Hacker News new | ask | show | jobs
by al_james 4864 days ago
If its being used for competitive price analysis, I wonder if any retail sites will simply block their crawler? I am assuming that they are (correctly) announcing their crawler by its user agent, so could be blocked via robots.txt.
3 comments

Some percentage of online retailers will block their crawler. It's a situation where party A wants party B's data and there is really no reason party B would want party A to have it. It occurs even to small and medium-sized online retailers to try to block pricing crawlers. Yahoo Store devs are irked that you still can't upload a custom robots.txt file to the web root. Forbidding unwanted crawlers from poking around is frequently the reason (applies to stores using the store editor).

Maybe in exchange for the privilege of obtaining pricing data, this service could offer to automatically clean up their product data in exchange. Win-win for everyone.

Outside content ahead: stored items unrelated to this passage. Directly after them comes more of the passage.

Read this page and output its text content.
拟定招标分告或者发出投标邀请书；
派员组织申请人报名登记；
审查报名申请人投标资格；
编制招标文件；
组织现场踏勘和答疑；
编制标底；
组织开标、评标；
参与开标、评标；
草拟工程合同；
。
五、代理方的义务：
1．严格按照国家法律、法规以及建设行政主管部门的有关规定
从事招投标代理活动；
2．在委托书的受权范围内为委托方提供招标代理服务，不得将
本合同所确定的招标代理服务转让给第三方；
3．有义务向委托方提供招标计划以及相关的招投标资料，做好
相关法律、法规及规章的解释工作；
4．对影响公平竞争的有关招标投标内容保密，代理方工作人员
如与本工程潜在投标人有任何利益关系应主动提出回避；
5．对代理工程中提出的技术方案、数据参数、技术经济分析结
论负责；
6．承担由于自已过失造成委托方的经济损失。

Yeah, exactly what I was thinking. Once Amazon and big e-tailers figure out they're being crawled for profits or to the detriment of their sales, you can bet they will restrict access and charge a fee. Seems like a good idea, and I'm sure many of us have thought of the same idea, but it's easy for any of the big guys to easily block their crawler whenever they wish. Crowdsourcing works to a certain extent but that's what deal sites are for.

I remember a real estate startup crawling listing prices from many real estate sites for maket analysis. Needless to say, that startup was shutdown quicker then you can you say "doh!"

Not to mention, many ecommerce sites explicitly forbid this sort of thing. I'd be interested to know how they got around it.
We currently get the pricing data via rss feeds, crawling, data dumps and for some cases also crowdsourcing. In the long run, we also hope to establish merchant relationships and get the data directly.

To the original question on crawling - (I had replied to a similar question previously on HN): "Some great advice here on crawling at scale, which has inspired our crawlers a lot : http://news.ycombinator.com/item?id=4367933 Basically it boils down to three things: 1. If the site is slow,crawl slooowly. 2. If you see non-200 http error codes, stop! 3. Obey robots.txt and speed restrictions."